Christ Jesus constantly expressed his individuality as God's beloved Son. When the senses said there was sickness present, he healed it through the Christly capacity which he derived from God. When the senses affirmed danger to be at hand, he overcame it through the use of the divine law of protection. When hatred essayed to blot out the truth through the destruction of his individual nature, he submitted that he might demonstrate eternality.

Man's individual being cannot be destroyed. But this truth needs to be recognized and demonstrated through prayer as taught in Christian Science.

Prayer is the constant holding of thought in communion with God, good. The closer we hold our thoughts and lives in harmony with divine Truth and Love, the more our true individuality will be demonstrated in human experience. When we love our neighbor, our true individual nature is being evidenced. When we wisely express ourselves or conduct ourselves in harmony with divine Mind's directing, our nature as God's idea is being illustrated.

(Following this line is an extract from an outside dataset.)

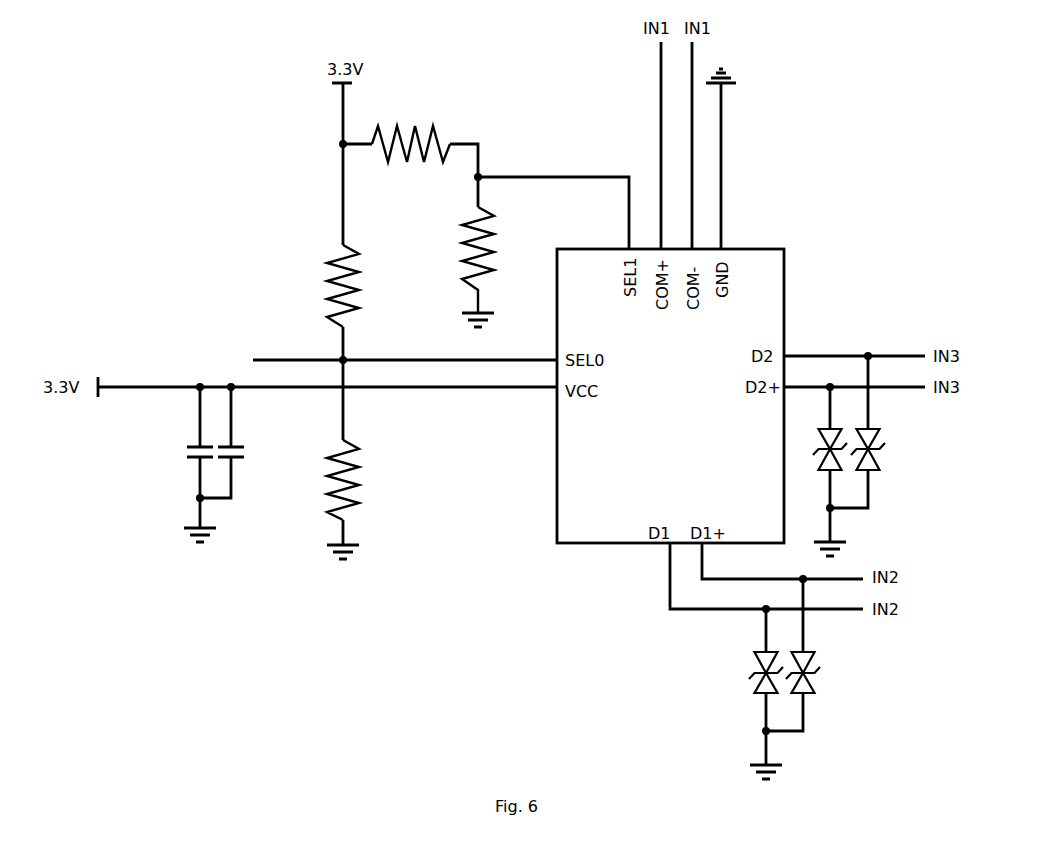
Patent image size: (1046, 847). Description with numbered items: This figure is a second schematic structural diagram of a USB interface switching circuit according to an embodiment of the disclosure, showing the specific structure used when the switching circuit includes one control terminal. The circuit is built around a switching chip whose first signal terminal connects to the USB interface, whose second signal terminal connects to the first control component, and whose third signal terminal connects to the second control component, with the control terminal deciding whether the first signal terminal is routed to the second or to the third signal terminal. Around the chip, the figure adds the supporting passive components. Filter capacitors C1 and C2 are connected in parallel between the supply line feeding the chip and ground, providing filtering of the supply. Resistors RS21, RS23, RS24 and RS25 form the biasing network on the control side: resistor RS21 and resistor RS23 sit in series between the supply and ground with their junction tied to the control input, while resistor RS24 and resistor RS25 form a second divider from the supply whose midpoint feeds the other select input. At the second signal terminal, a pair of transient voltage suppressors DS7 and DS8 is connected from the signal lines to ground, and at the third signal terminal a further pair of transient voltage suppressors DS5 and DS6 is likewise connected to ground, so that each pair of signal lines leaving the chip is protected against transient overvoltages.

Every good quality we express is an evidence of our genuine nature and character. In the expression of our individuality we are beautifully different from all others. In the strictly spiritual sense, each of God's ideas has a purpose beyond anything that the personal senses can discern.

The more of genuine good we express in day-to-day activities, the more our real individuality is evidenced. Through spiritual sense we can, in a measure, envision perfection when all that bars or detracts from our individuality shall have parsed from our lives and we awaken fully conscious of our completeness as God's ideas.

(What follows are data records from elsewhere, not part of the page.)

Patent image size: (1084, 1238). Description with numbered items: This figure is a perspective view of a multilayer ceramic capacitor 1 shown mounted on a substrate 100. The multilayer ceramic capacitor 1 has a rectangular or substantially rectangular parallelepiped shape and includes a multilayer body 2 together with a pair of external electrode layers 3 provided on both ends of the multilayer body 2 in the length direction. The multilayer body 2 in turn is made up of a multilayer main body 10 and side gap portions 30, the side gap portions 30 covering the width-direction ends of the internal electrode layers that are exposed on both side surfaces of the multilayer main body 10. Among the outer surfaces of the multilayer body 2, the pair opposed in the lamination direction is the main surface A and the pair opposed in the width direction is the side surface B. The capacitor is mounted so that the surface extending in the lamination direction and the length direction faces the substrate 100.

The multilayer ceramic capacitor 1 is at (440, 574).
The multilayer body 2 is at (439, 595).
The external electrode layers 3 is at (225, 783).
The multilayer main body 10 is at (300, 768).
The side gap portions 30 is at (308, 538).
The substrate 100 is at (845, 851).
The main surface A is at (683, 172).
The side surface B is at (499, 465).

Now how shall one put the truth into practice in everyday life? By loving more, by increasing one's wisdom. It requires earnest study and prayer, and also a watchfulness of thought, to eradicate traits which are not consistent with perfect individuality. If one tends to express a bad temper, he is denying his true individuality. To the degree that he expresses this thought and other unlovely thoughts, inwardly or outwardly, he has attacked his own individuality. He has to that extent lost control of himself or lost the consciousness of what, in truth, he is.

Likewise, a belief in the reality of sickness or sin is in a degree an attack on one's true individuality. Every error must eventually be cast out of thought and action by the operation of the Christ-principle, the power of God, in order that one may fully enjoy his true individuality. One must firmly declare that he is the perfect child of God and act consistently with his declarations.

Mrs. Eddy says in "Miscellaneous Writings" (p. 103), "In Science, form and individuality are never lost, thoughts are outlined, individualized ideas, which dwell forever in the divine Mind as tangible, true substance, because eternally conscious."